Elisa Tobias
Educomunicadora e analista de comunicação do Instituto Palavra AbertaMariana Mandelli
Coordenadora de comunicação do Instituto Palavra AbertaFOLHA DE S.PAULO“Se ele (Hitler) fez com judeus, eu faço com petistas também.” “Pela reescravização dos nordestinos.” “Quero sua mãe aquela negrinha (sic)“. Junto a emojis e figurinhas de ódio, essas e outras frases abjetas circularam nos últimos dias em um grupo de WhatsApp de alunos de um colégio particular de Valinhos, interior de São Paulo.
Não foi o único caso recente do tipo: em Brasília (DF), algo semelhante aconteceu entre estudantes de um colégio privado no dia 31 de outubro. Em Porto Alegre (RS), o Ministério Público está investigando falas discriminatórias de alunos de duas escolas particulares em aplicativos de mensagem e durante transmissões ao vivo no TikTok.

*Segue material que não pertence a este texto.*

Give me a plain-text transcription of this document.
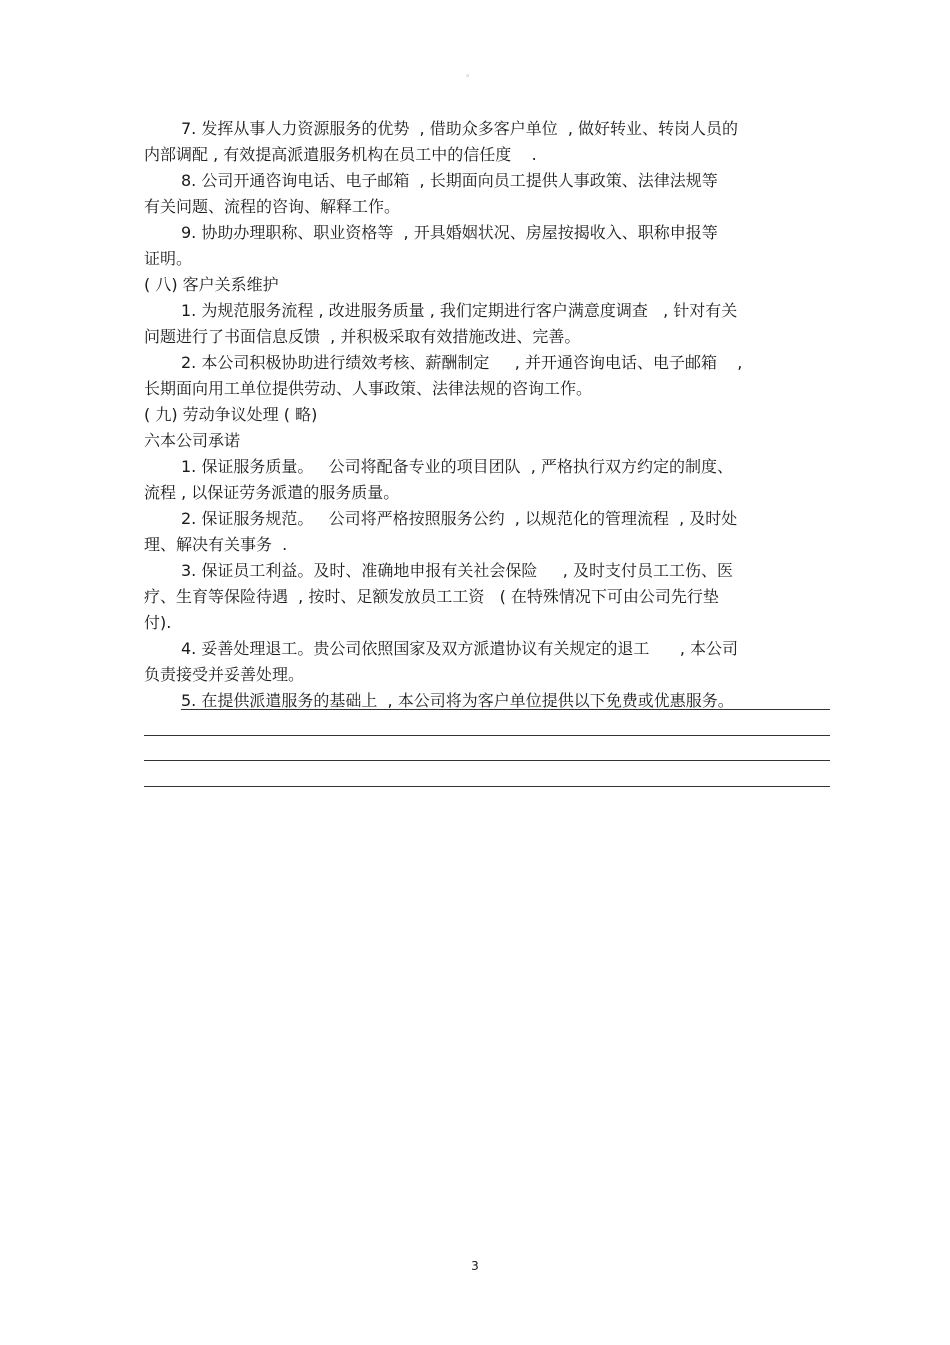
。
7. 发挥从事人力资源服务的优势  , 借助众多客户单位  , 做好转业、转岗人员的
内部调配 , 有效提高派遣服务机构在员工中的信任度    .
8. 公司开通咨询电话、电子邮箱  , 长期面向员工提供人事政策、法律法规等
有关问题、流程的咨询、解释工作。
9. 协助办理职称、职业资格等  , 开具婚姻状况、房屋按揭收入、职称申报等
证明。
( 八) 客户关系维护
1. 为规范服务流程 , 改进服务质量 , 我们定期进行客户满意度调查   , 针对有关
问题进行了书面信息反馈  , 并积极采取有效措施改进、完善。
2. 本公司积极协助进行绩效考核、薪酬制定     , 并开通咨询电话、电子邮箱    ,
长期面向用工单位提供劳动、人事政策、法律法规的咨询工作。
( 九) 劳动争议处理 ( 略)
六本公司承诺
1. 保证服务质量。   公司将配备专业的项目团队  , 严格执行双方约定的制度、
流程 , 以保证劳务派遣的服务质量。
2. 保证服务规范。   公司将严格按照服务公约  , 以规范化的管理流程  , 及时处
理、解决有关事务  .
3. 保证员工利益。及时、准确地申报有关社会保险     , 及时支付员工工伤、医
疗、生育等保险待遇  , 按时、足额发放员工工资   ( 在特殊情况下可由公司先行垫
付).
4. 妥善处理退工。贵公司依照国家及双方派遣协议有关规定的退工      , 本公司
负责接受并妥善处理。
5. 在提供派遣服务的基础上  , 本公司将为客户单位提供以下免费或优惠服务。
3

Além de ofensas e da apologia a regimes de extrema direita por adolescentes, essas denúncias têm em comum o período em que ocorreram: logo após o fim do segundo turno das eleições presidenciais. Se o clima de ódio que se acirrou nos últimos meses no país por conta do contexto político corrói famílias e outros ambientes de sociabilidade, não seria diferente com crianças e jovens em ambiente escolar.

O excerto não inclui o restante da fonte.